Rev. Dr. A'Shellarien LangMarch 18, 2013 4:00 pm
Dr. Gafney I agree 100%. I talk about this series a lot and the mere fact that it is on TV appeases the “evangelistic” nuance that many churches have negated. Wrong information can do more damage than no information. I am reminded of the “serpent” in the garden. The truth was presented while the lie was the underlying presupposition that was filtered into the truth. It amazes me how easily people of “faith” are swayed by what appears to be a biblical truth when the underlying presupposition from the creators of this “Bible” series is filtering racism and sexism into a story that should liberate. The Satan resemblance issue is evidence that although we have come this far by faith, we must continue to speak up on behalf of the marginalized whether they know they are being marginalized or not.
mbavec55March 18, 2013 4:17 pm
What The History Channel has done in the series on the “Bible” is so very sickening, racist, disgusting and disturbing to me and many of my Anglican and Catholic friends. THC has sunk to a new low and poisoned the minds of countless people who will accept THC’s interpretation of portions of the Bible in an “acceptable” form. Thank God for the sound Doctrine and Teachings of The Episcopal Church!
artemio824March 18, 2013 7:53 pm
I have a question… Did anyone notice where the serpent that became Satan come from? It actually slipped unto the scene from under the left side and over the arm of the Jesus character as he was lying almost passed out on the desert floor. I’m recording the series and hit the rewind several times to make sure.
The serpent/devil did not come TO Jesus; it came FROM Jesus.
So, are the writers/producers of this show merely using the obvious departures from accuracy as a smoke screen so they can surreptitiously send some type of sinister message?
If the devil can make you think he does not exist that’s half his battle. Suppose this is the message that the production wants to send? That there is no devil; that the devil is only a figment of Jesus’ imagination that resulted from his delirious state.

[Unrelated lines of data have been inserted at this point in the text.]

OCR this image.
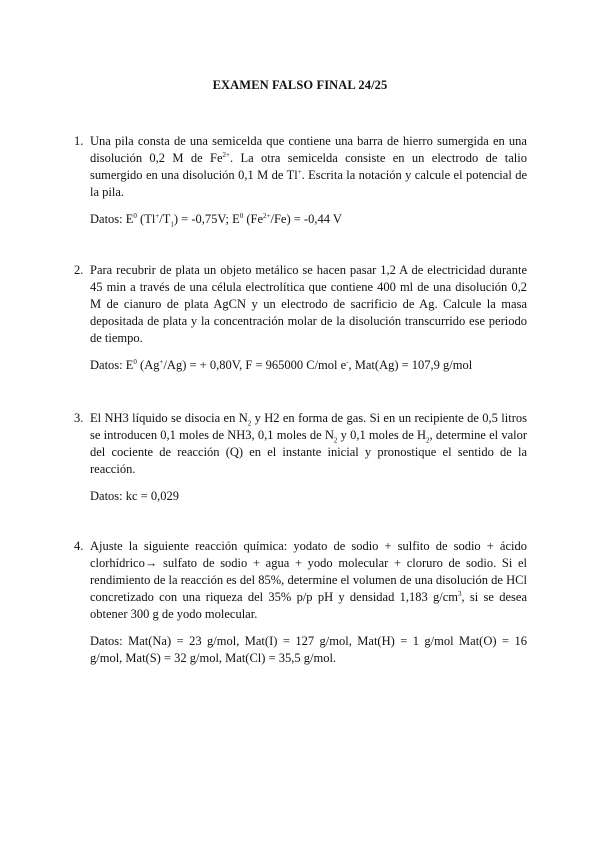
EXAMEN FALSO FINAL 24/25
1. Una pila consta de una semicelda que contiene una barra de hierro sumergida en una disolución 0,2 M de $Fe^{2+}$. La otra semicelda consiste en un electrodo de talio sumergido en una disolución 0,1 M de Tl+. Escrita la notación y calcule el potencial de la pila.

Datos: $E^0$ $(Tl^+/T_1) = -0,75V$; $E^0$ $(Fe^{2+}/Fe) = -0,44$ V

2. Para recubrir de plata un objeto metálico se hacen pasar 1,2 A de electricidad durante 45 min a través de una célula electrolítica que contiene 400 ml de una disolución 0,2 M de cianuro de plata AgCN y un electrodo de sacrificio de Ag. Calcule la masa depositada de plata y la concentración molar de la disolución transcurrido ese periodo de tiempo.

Datos: $E^0$ (Ag+/Ag) = + 0,80V, F = 965000 C/mol e-, Mat(Ag) = 107,9 g/mol

3. El NH3 líquido se disocia en $N_2$ y H2 en forma de gas. Si en un recipiente de 0,5 litros se introducen 0,1 moles de NH3, 0,1 moles de $N_2$ y 0,1 moles de $H_2$, determine el valor del cociente de reacción (Q) en el instante inicial y pronostique el sentido de la reacción.

Datos: kc = 0,029

4. Ajuste la siguiente reacción química: yodato de sodio + sulfito de sodio + ácido clorhídrico→ sulfato de sodio + agua + yodo molecular + cloruro de sodio. Si el rendimiento de la reacción es del 85%, determine el volumen de una disolución de HCl concretizado con una riqueza del 35% p/p pH y densidad 1,183 $g/cm^3$, si se desea obtener 300 g de yodo molecular.

Datos: Mat(Na) = 23 g/mol, Mat(I) = 127 g/mol, Mat(H) = 1 g/mol Mat(O) = 16 g/mol, Mat(S) = 32 g/mol, Mat(Cl) = 35,5 g/mol.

ScurriorMarch 18, 2013 8:04 pm
Your posts are great. I tweeted yesterday about not watching this because the whole idea broke my heart and made me so sad. Got an email today from someone who said several ugly things, but mostly ranted about why I would be upset by the global spreading of God’s word.
If that’s what this actually was, I’d have less of a problem with it. The deal is, however, this is the global spreading of evil manure and I don’t feel great about the harvest it will reap.

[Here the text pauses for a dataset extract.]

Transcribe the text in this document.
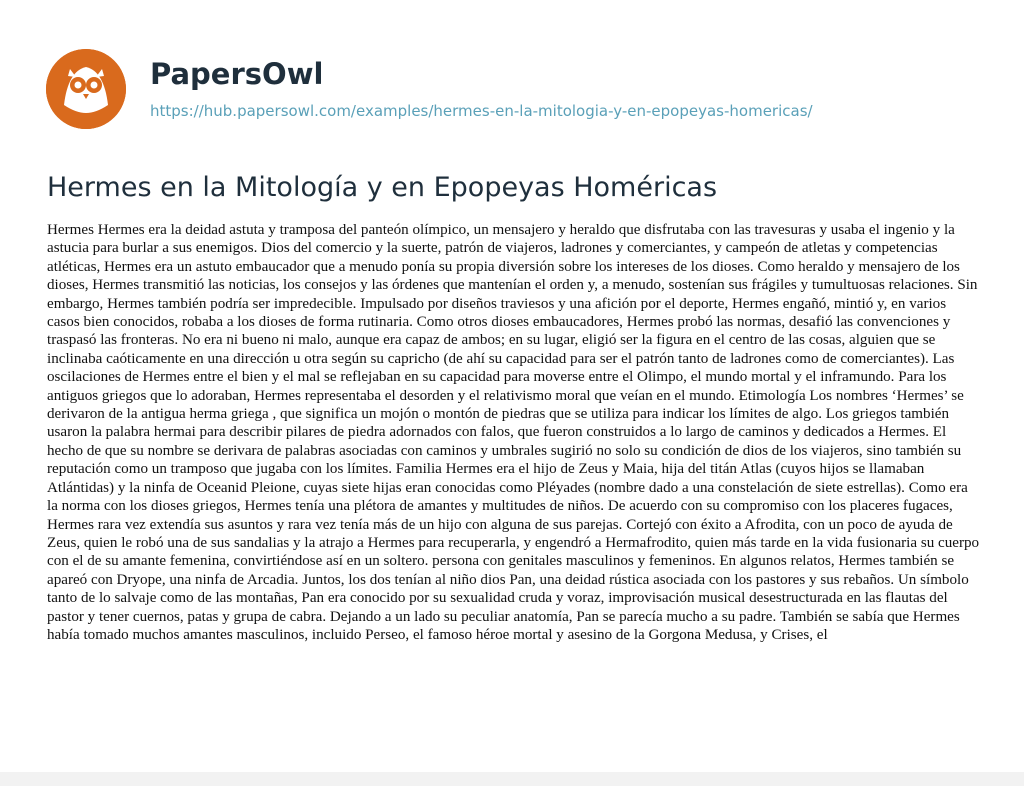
PapersOwl
https://hub.papersowl.com/examples/hermes-en-la-mitologia-y-en-epopeyas-homericas/
Hermes en la Mitología y en Epopeyas Homéricas

Hermes Hermes era la deidad astuta y tramposa del panteón olímpico, un mensajero y heraldo que disfrutaba con las travesuras y usaba el ingenio y la astucia para burlar a sus enemigos. Dios del comercio y la suerte, patrón de viajeros, ladrones y comerciantes, y campeón de atletas y competencias atléticas, Hermes era un astuto embaucador que a menudo ponía su propia diversión sobre los intereses de los dioses. Como heraldo y mensajero de los dioses, Hermes transmitió las noticias, los consejos y las órdenes que mantenían el orden y, a menudo, sostenían sus frágiles y tumultuosas relaciones. Sin embargo, Hermes también podría ser impredecible. Impulsado por diseños traviesos y una afición por el deporte, Hermes engañó, mintió y, en varios casos bien conocidos, robaba a los dioses de forma rutinaria. Como otros dioses embaucadores, Hermes probó las normas, desafió las convenciones y traspasó las fronteras. No era ni bueno ni malo, aunque era capaz de ambos; en su lugar, eligió ser la figura en el centro de las cosas, alguien que se inclinaba caóticamente en una dirección u otra según su capricho (de ahí su capacidad para ser el patrón tanto de ladrones como de comerciantes). Las oscilaciones de Hermes entre el bien y el mal se reflejaban en su capacidad para moverse entre el Olimpo, el mundo mortal y el inframundo. Para los antiguos griegos que lo adoraban, Hermes representaba el desorden y el relativismo moral que veían en el mundo. Etimología Los nombres ‘Hermes’ se derivaron de la antigua herma griega , que significa un mojón o montón de piedras que se utiliza para indicar los límites de algo. Los griegos también usaron la palabra hermai para describir pilares de piedra adornados con falos, que fueron construidos a lo largo de caminos y dedicados a Hermes. El hecho de que su nombre se derivara de palabras asociadas con caminos y umbrales sugirió no solo su condición de dios de los viajeros, sino también su reputación como un tramposo que jugaba con los límites. Familia Hermes era el hijo de Zeus y Maia, hija del titán Atlas (cuyos hijos se llamaban Atlántidas) y la ninfa de Oceanid Pleione, cuyas siete hijas eran conocidas como Pléyades (nombre dado a una constelación de siete estrellas). Como era la norma con los dioses griegos, Hermes tenía una plétora de amantes y multitudes de niños. De acuerdo con su compromiso con los placeres fugaces, Hermes rara vez extendía sus asuntos y rara vez tenía más de un hijo con alguna de sus parejas. Cortejó con éxito a Afrodita, con un poco de ayuda de Zeus, quien le robó una de sus sandalias y la atrajo a Hermes para recuperarla, y engendró a Hermafrodito, quien más tarde en la vida fusionaria su cuerpo con el de su amante femenina, convirtiéndose así en un soltero. persona con genitales masculinos y femeninos. En algunos relatos, Hermes también se apareó con Dryope, una ninfa de Arcadia. Juntos, los dos tenían al niño dios Pan, una deidad rústica asociada con los pastores y sus rebaños. Un símbolo tanto de lo salvaje como de las montañas, Pan era conocido por su sexualidad cruda y voraz, improvisación musical desestructurada en las flautas del pastor y tener cuernos, patas y grupa de cabra. Dejando a un lado su peculiar anatomía, Pan se parecía mucho a su padre. También se sabía que Hermes había tomado muchos amantes masculinos, incluido Perseo, el famoso héroe mortal y asesino de la Gorgona Medusa, y Crises, el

Racist, misogynous lies and poison and many folks will swallow. They won’t bother to dig for the truth or have their prejudices bruised by facts. That’s my problem.

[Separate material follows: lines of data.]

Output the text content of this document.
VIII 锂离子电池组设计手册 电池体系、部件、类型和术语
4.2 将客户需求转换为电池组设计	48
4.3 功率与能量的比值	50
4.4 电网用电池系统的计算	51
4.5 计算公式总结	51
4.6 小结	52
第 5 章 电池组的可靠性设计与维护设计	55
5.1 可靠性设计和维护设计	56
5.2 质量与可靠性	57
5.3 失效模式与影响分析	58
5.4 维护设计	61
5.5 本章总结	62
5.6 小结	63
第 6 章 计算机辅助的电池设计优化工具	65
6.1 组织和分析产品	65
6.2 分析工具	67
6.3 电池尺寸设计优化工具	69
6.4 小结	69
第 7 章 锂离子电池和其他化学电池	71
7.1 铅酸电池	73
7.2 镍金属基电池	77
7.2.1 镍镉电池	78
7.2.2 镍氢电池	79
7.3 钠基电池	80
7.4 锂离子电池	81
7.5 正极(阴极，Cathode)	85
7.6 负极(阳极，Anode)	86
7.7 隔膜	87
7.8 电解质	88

Helen DeLeonMarch 19, 2013 3:49 pm
I chose not to watch this series, because I was pretty certain it would not present an accurate or unbiased view of the story of humankind working out its relationships with God and one another. It would appear that my concerns are well founded and understated. I am very sorry that yet another misrepresentation of the Bible has been given such a public viewing.
PhilR56March 20, 2013 11:53 am
Having missed the first few episodes, I anxiously used my TV subscription service to view them on my laptop. After a few scenes, it was glaringly obvious — another whitewashing of the greatest story every told. I was going to use this series in my children’s church classes, but I’m determined to find more historically, racially and culturally accurate material. Hence the challenge awaits. I’m open to suggested sources.